Songthip Ounpraseuth
1   Department of Biostatistics, College of Public Health, University of Arkansas for Medical Sciences, Little Rock, Arkansas
,
Janet Bronstein
2   Department of Health Care Organization and Policy, School of Public Health, University of Alabama at Birmingham, Birmingham, Alabama
,
C. Heath Gauss
1   Department of Biostatistics, College of Public Health, University of Arkansas for Medical Sciences, Little Rock, Arkansas
,
Martha S. Wingate
2   Department of Health Care Organization and Policy, School of Public Health, University of Alabama at Birmingham, Birmingham, Alabama
,
Richard W. Hall
3   Department of Pediatrics, College of Medicine, University of Arkansas for Medical Sciences, Little Rock, Arkansas
,
Richard R. Nugent
4   Department of Obstetrics and Gynecology, College of Medicine, University of Arkansas for Medical Sciences, Little Rock, Arkansas
› Author Affiliations
Further Information

Publication History

07 November 2013

18 February 2014

Publication Date:
02 May 2014 (online)

Abstract

Objective The objective of this study was to examine the time trend in length of stay (LOS) and explore potential differences in neonatal LOS by insurance type for preterm infants in Arkansas between 2004 and 2010.

Study Design There were 18,712 preterm infants included in our analyses. Accelerated failure time models were used to model neonatal LOS as a function of insurance type and discharge year while adjusting for key maternal and infant characteristics, and complication/anomaly indicators.

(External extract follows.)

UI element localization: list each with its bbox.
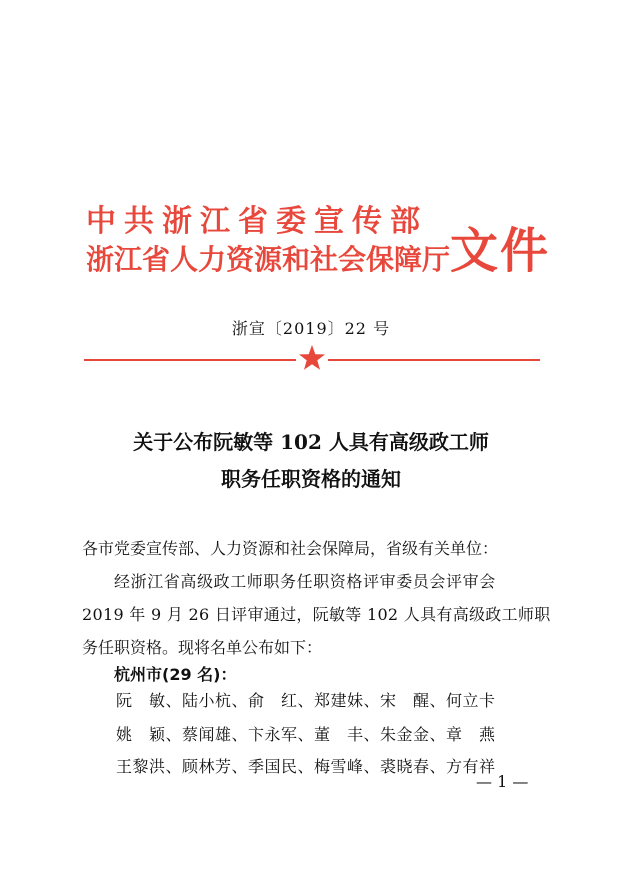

Results Before adjusting for the complication/anomaly indicators, the LOS for preterm infants delivered to mothers in the Medicaid group was 3.2% shorter than those in the private payer group. Furthermore, each subsequent year was associated with a 1.6% increase in the expected LOS. However, after accounting for complications and anomalies, insurance coverage differences in neonatal LOS were not statistically significant while the trend in LOS persisted at a 0.59% increase for each succeeding year.

Conclusion All of the apparent differences in LOS by insurance type and more than half of the apparent increase in LOS over time are accounted for by higher rates of complications among privately insured preterm infants and increasing rates of complications for all surviving preterm infants between 2004 and 2010.